George MacDonald · The diamond · God is always previous — even in pardoningForgiveness is the meeting of God's heart and ours, in spite of and in destruction of the wrong between us.
God's love is always ahead of his forgiveness. God's love is the prime mover, always seeking to complete his forgiveness, which needs the human response for its fulfillment.
God loves where he cannot yet forgive — where forgiveness in the full sense is simply impossible, because no meeting of hearts is possible, because that which lies between has not even begun to yield to the sweeping of his holy destruction.
There goes the sweeping. He works out the forgiveness. You have no part of it. God has always been the prime mover of all. 🙏
MacDonald reveals the relationship between love and forgiveness: love is ahead. Always ahead. Love is already there before forgiveness arrives. God loves where He cannot yet forgive — because the meeting of hearts has not yet happened. The sin still stands between. The wrong has not yet yielded. And still God loves. The love is the prime mover — seeking, pressing, sweeping — to clear the way for the forgiveness to complete itself.

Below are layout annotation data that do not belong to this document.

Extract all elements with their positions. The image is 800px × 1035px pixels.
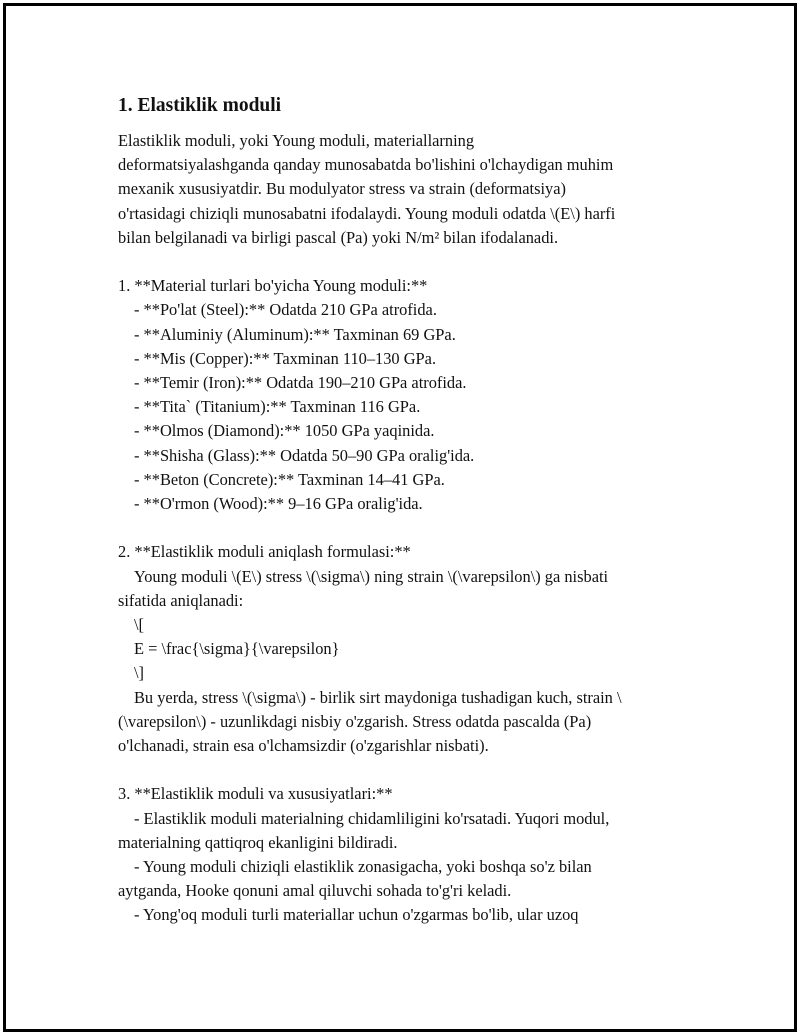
formula-section: [118, 540, 708, 758]
spacer: [118, 516, 708, 540]
list-item: - **O'rmon (Wood):** 9–16 GPa oralig'ida.: [134, 494, 423, 514]
spacer: [118, 758, 708, 782]
intro-line: bilan belgilanadi va birligi pascal (Pa) yoki N/m² bilan ifodalanadi.: [118, 227, 559, 247]
section-title: 2. **Elastiklik moduli aniqlash formulasi:**: [118, 542, 411, 562]
list-item: - **Shisha (Glass):** Odatda 50–90 GPa oralig'ida.: [134, 445, 475, 465]
paragraph-line: - Elastiklik moduli materialning chidamliligini ko'rsatadi. Yuqori modul,: [134, 808, 610, 828]
paragraph-line: o'lchanadi, strain esa o'lchamsizdir (o'zgarishlar nisbati).: [118, 736, 489, 756]
list-title: 1. **Material turlari bo'yicha Young moduli:**: [118, 276, 428, 296]
document-body: [118, 94, 708, 928]
formula: E = \frac{\sigma}{\varepsilon}: [134, 639, 340, 659]
intro-line: o'rtasidagi chiziqli munosabatni ifodalaydi. Young moduli odatda \(E\) harfi: [118, 203, 616, 223]
paragraph-line: aytganda, Hooke qonuni amal qiluvchi sohada to'g'ri keladi.: [118, 881, 512, 901]
list-item: - **Mis (Copper):** Taxminan 110–130 GPa.: [134, 348, 437, 368]
intro-line: deformatsiyalashganda qanday munosabatda bo'lishini o'lchaydigan muhim: [118, 155, 614, 175]
list-item: - **Aluminiy (Aluminum):** Taxminan 69 GPa.: [134, 324, 456, 344]
material-list-section: [118, 274, 708, 516]
paragraph-line: sifatida aniqlanadi:: [118, 590, 244, 610]
paragraph-line: - Young moduli chiziqli elastiklik zonasigacha, yoki boshqa so'z bilan: [134, 857, 592, 877]
spacer: [118, 250, 708, 274]
list-item: - **Olmos (Diamond):** 1050 GPa yaqinida.: [134, 421, 435, 441]
list-item: - **Temir (Iron):** Odatda 190–210 GPa atrofida.: [134, 373, 467, 393]
list-item: - **Po'lat (Steel):** Odatda 210 GPa atrofida.: [134, 300, 437, 320]
intro-line: mexanik xususiyatdir. Bu modulyator stress va strain (deformatsiya): [118, 179, 566, 199]
paragraph-line: materialning qattiqroq ekanligini bildiradi.: [118, 832, 398, 852]
list-item: - **Beton (Concrete):** Taxminan 14–41 GPa.: [134, 469, 445, 489]
intro-line: Elastiklik moduli, yoki Young moduli, materiallarning: [118, 131, 475, 150]
paragraph-line: - Yong'oq moduli turli materiallar uchun o'zgarmas bo'lib, ular uzoq: [134, 905, 579, 925]
properties-section: [118, 782, 708, 927]
section-heading: 1. Elastiklik moduli: [118, 95, 282, 116]
list-item: - **Tita` (Titanium):** Taxminan 116 GPa.: [134, 397, 421, 417]
paragraph-line: (\varepsilon\) - uzunlikdagi nisbiy o'zgarish. Stress odatda pascalda (Pa): [118, 711, 592, 731]
section-title: 3. **Elastiklik moduli va xususiyatlari:**: [118, 784, 393, 804]
formula-close: \]: [134, 663, 145, 683]
formula-open: \[: [134, 615, 145, 635]
paragraph-line: Bu yerda, stress \(\sigma\) - birlik sirt maydoniga tushadigan kuch, strain \: [134, 687, 622, 707]
intro-paragraph: [118, 129, 708, 250]
paragraph-line: Young moduli \(E\) stress \(\sigma\) ning strain \(\varepsilon\) ga nisbati: [134, 566, 609, 586]
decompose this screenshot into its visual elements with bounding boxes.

And Le names what MacDonald describes: there goes the sweeping. The same sweeping from last night — the closet swept clean, the broom held by One hand only. He works out the forgiveness. The soul has no part in producing it. The love is the prime mover. The sweeping is the love in action. And the forgiveness — when it finally reaches the heart — is the meeting that the love has been working toward from the beginning.

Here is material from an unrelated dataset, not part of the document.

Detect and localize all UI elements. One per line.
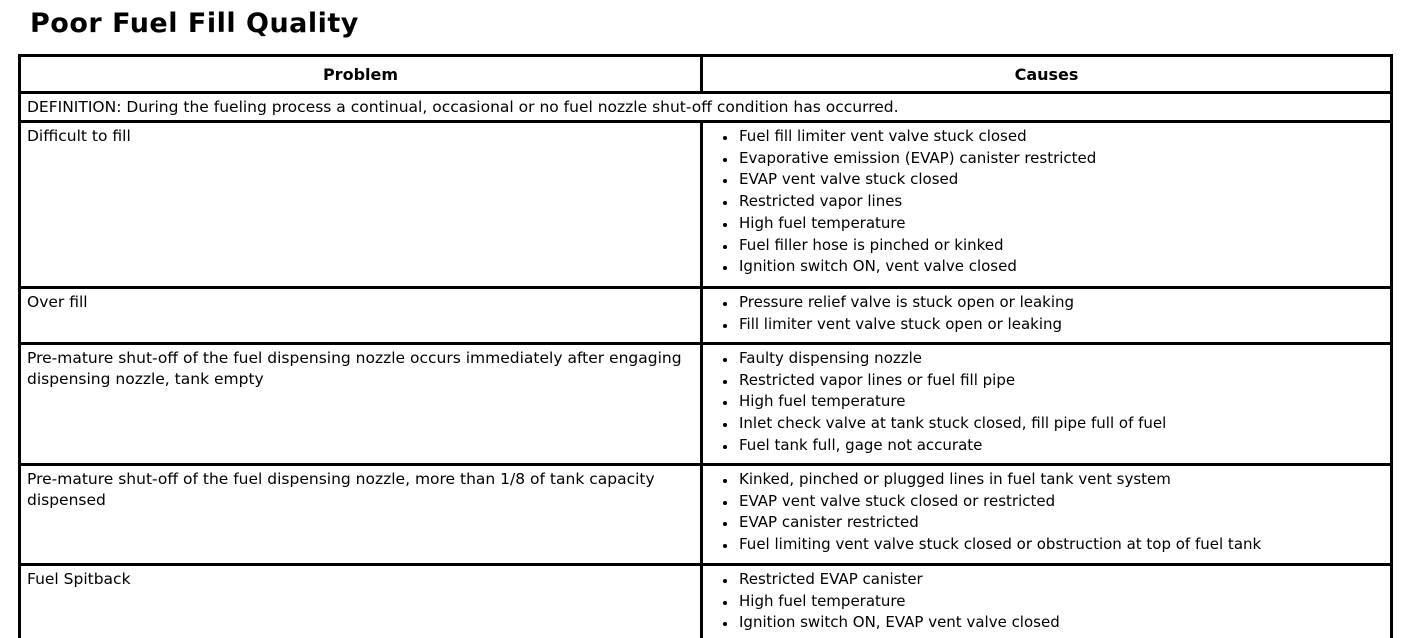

Von Hügel said: God is always previous. Murray said: God claims, works, accepts, and maintains. MacDonald says: God loves before He forgives, forgives before we repent, and sweeps before we ask Him to. The prime mover of all.
We had a long day of traveling, but we finally reached our destination. Now it is up to God to open the doors or close them.

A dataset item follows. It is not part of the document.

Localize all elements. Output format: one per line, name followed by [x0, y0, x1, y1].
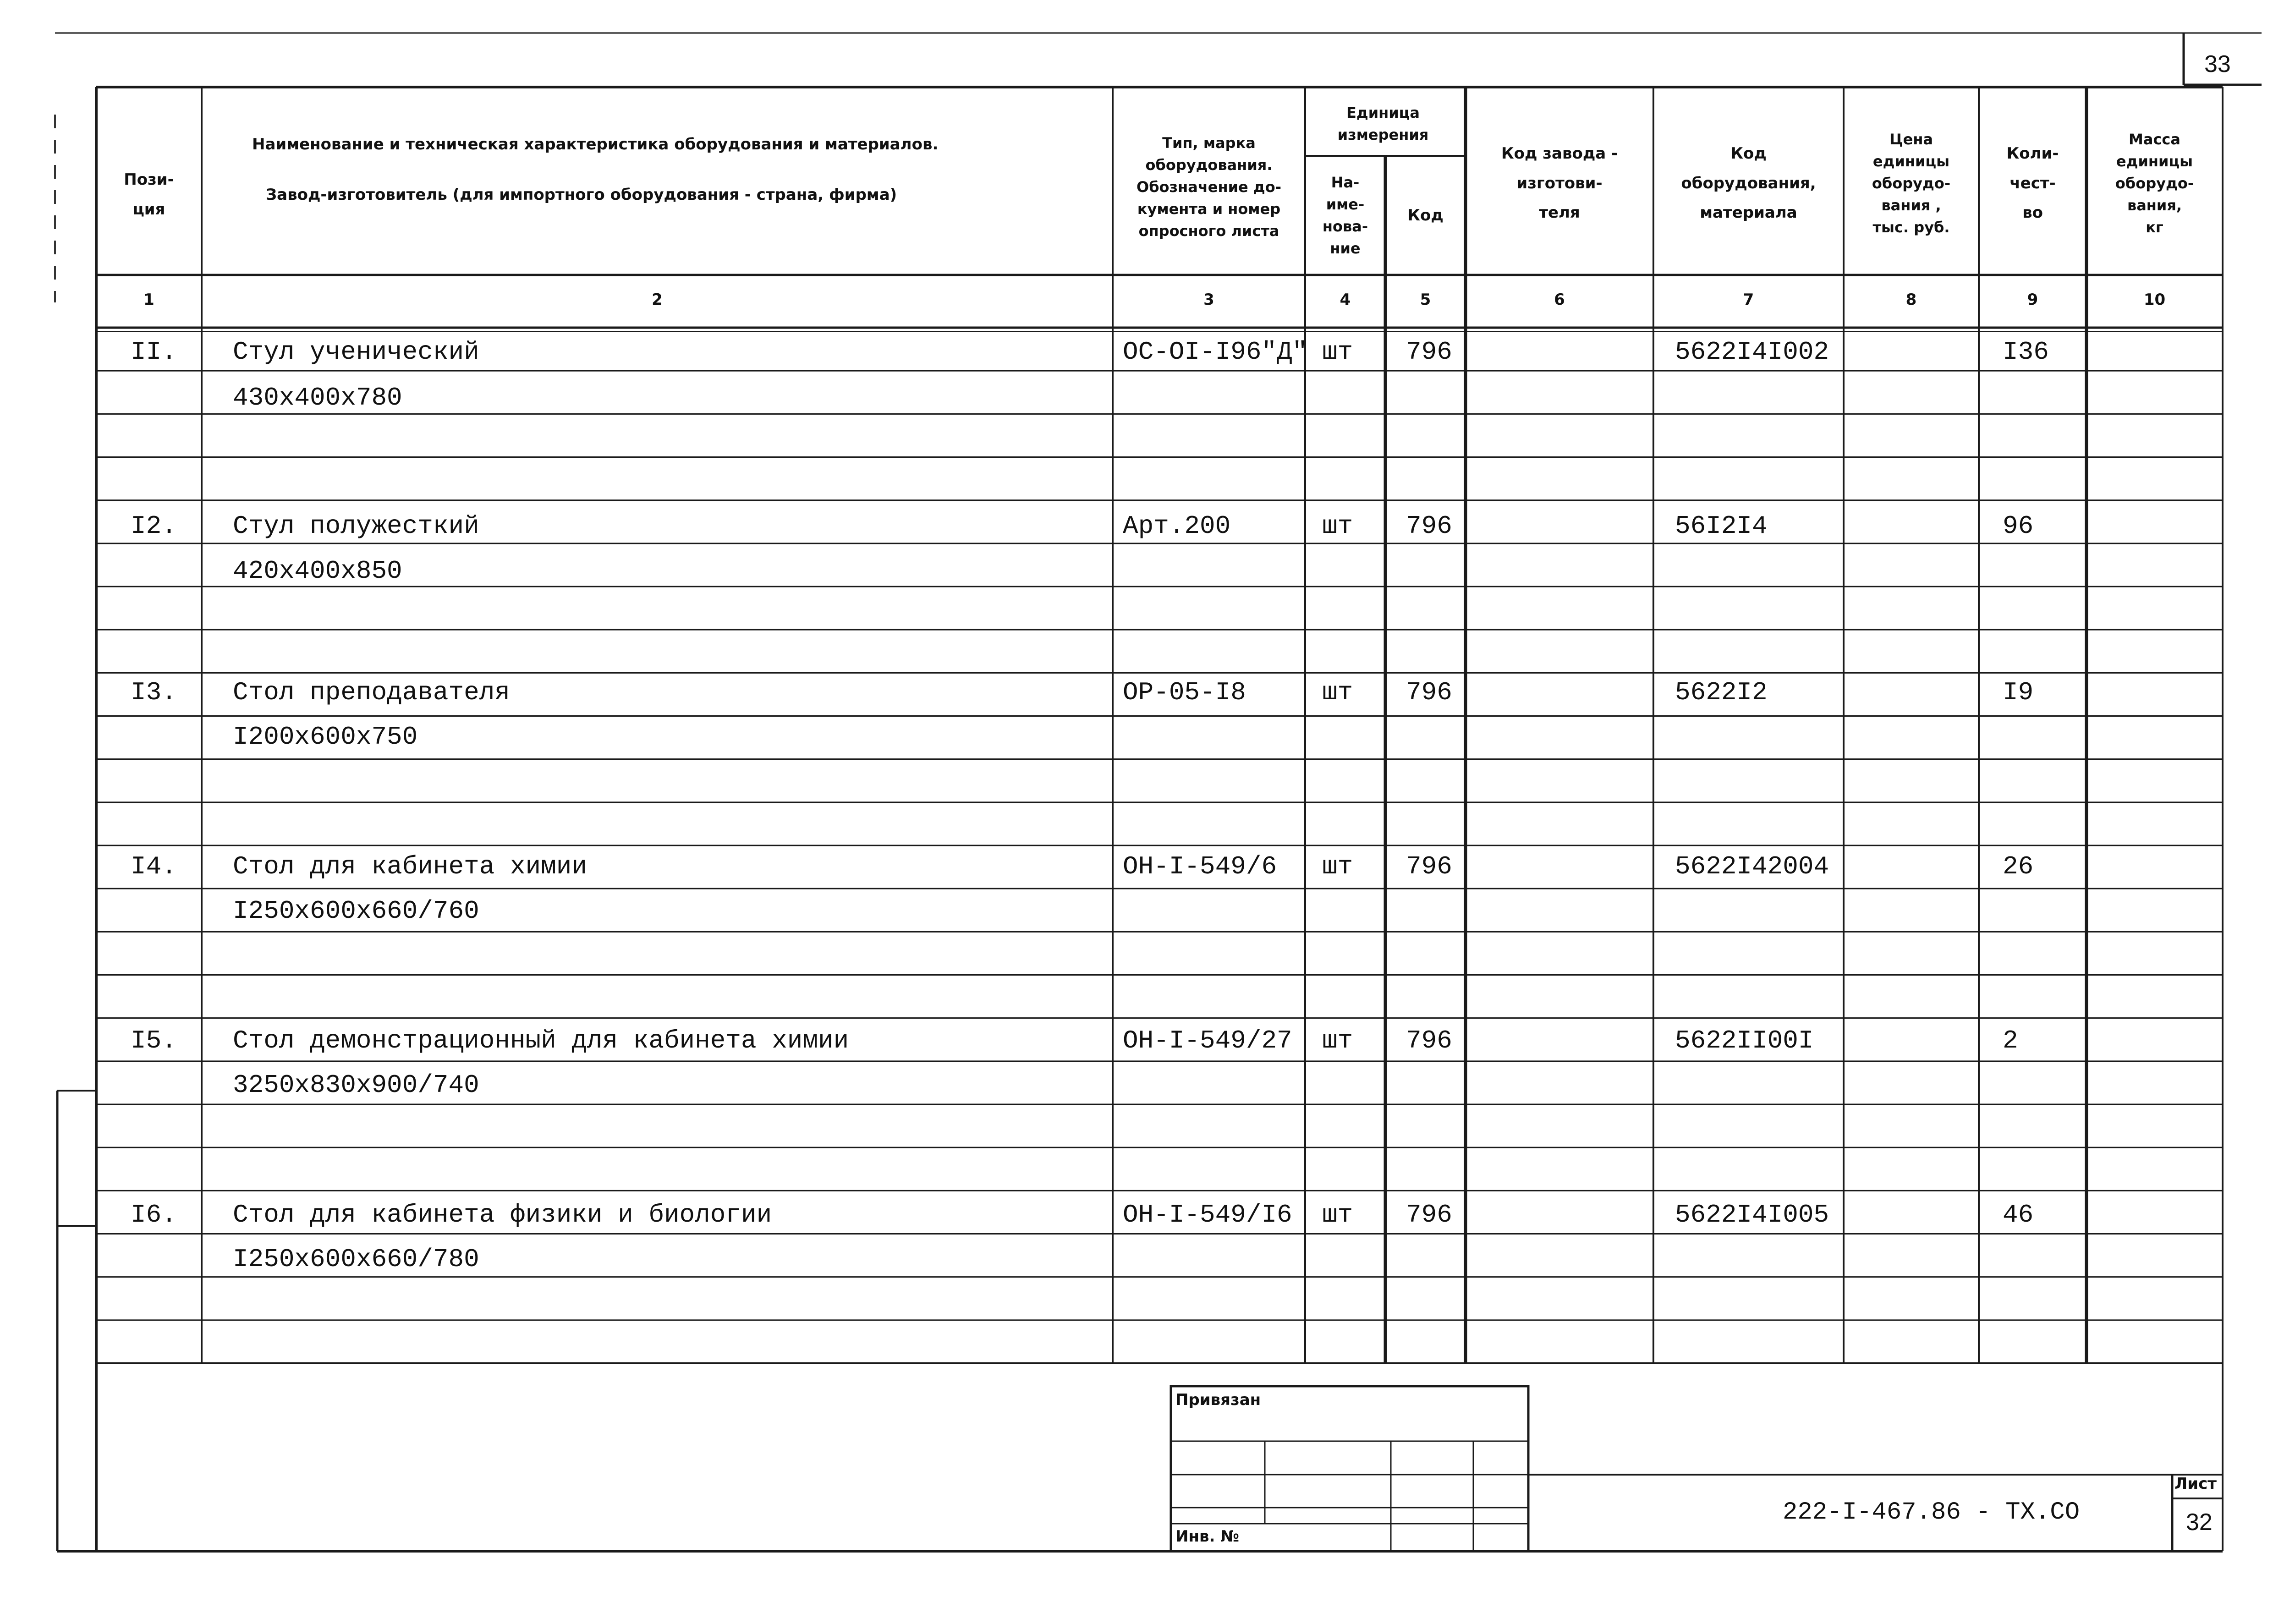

Brittany is magical — a different France. People here smile. They are kind and friendly. This is a France I didn't expect to find. 🙏
✦ The Doors Are in His Hands
The pilgrims have arrived — at the sea, at the edge of France, at the place where the doors will open or close. And Le places the outcome where it belongs: in God's hands. The prime mover who loves before He forgives, who forgives before we repent, who sweeps before we ask — He will open the right doors and close the wrong ones.
And Brittany surprised her. A France that smiles. Kind people. Friendly faces. The unexpected discovery that the destination is not what was feared — it is better. The clouds that were dreaded — big with mercy. The place that was unknown — full of welcome. The God who is always previous has been in Brittany longer than Le has. He prepared the smiles before she arrived. 🙏
"God's love is the prime mover, always seeking to complete his forgiveness."
George MacDonald · Unspoken Sermons · The sweeping continues — in Brittany and in the heartThe Diamond
Forgiving us before we are forgiven — so that we may be forgiven. The forgiveness is previous. The forgiveness causes the repentance. God sweeps the path before the feet walk it.
The Prime Mover
God's love is always ahead of His forgiveness. He loves where He cannot yet forgive. The love is the prime mover — seeking, pressing, sweeping — to clear the way for the meeting of hearts.
The Sweeping Continues
He works out the forgiveness. You have no part of it. The broom is in One hand only. The holy destruction sweeps what lies between — and the soul can only watch and worship.
The Doors in His Hands
The pilgrims arrived in Brittany. Now it is up to God to open or close. Brittany surprised — kind, smiling, a France not expected. The God who is always previous prepared the welcome.